Comox Valley volunteers help to rescue ill-prepared Victoria hiker

Comox Valley Ground Search and Rescue helped to retrieve a poorly prepared 26-year-old Victoria hiker from Strathcona Provincial Park during the weekend.
CVGSAR was activated by the RCMP just before midnight Saturday evening to begin a search for the man, who was last seen leaving Circlet Lake that morning with a plan to climb Mount Albert Edward and return.
The hiker, poorly prepared for the conditions and unfamiliar with the difficulty of travelling in alpine terrain, went alone after a debate with his girlfriend about the merits of climbing in such poor weather
She chose to stay at Circlet Lake. When the man failed to return to camp by 9 p.m., RCMP were notified and CVGSAR was contacted by the Provincial Emergency Co-ordination Centre.
CVGASR responded immediately despite the high winds and heavy rains that were bearing down on the mountain.
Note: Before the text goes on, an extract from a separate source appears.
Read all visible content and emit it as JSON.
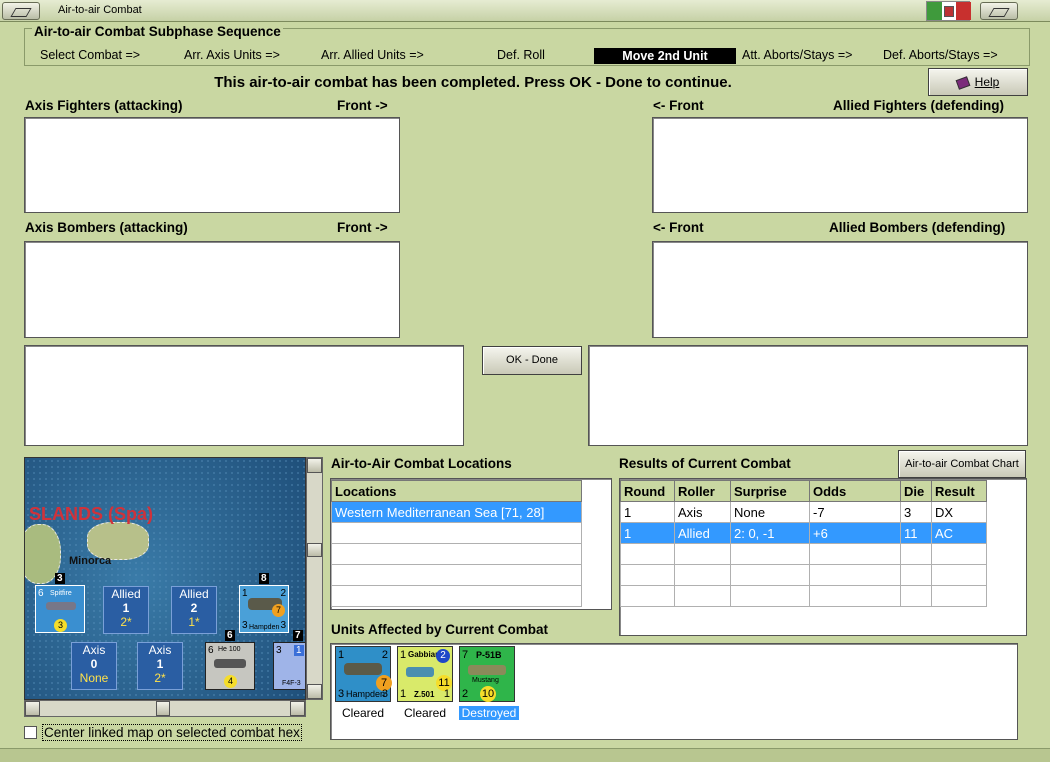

A command location was established at Mount Washington Alpine Resort’s Raven Lodge and search managers began the task of planning search tactics and determining resources for the morning.
Given the cool temperatures in the alpine and with severe weather forecast for the next two days, time was of the essence, says Paul Berry of CVGSAR.
As many local SAR volunteers were involved in course work and certification courses throughout the province during the weekend, the call went out to teams up and down the Island.
By 5 a.m., SAR teams from the Comox Valley, Campbell River,
Cowichan Lake, Port Alberni and Nanaimo converged at Raven
Lodge ready to be put into the field. Two teams began immediately to hike in to explore areas of high probability while a third team flew by helicopter to Circlet lake to interview and extract the man’s girlfriend.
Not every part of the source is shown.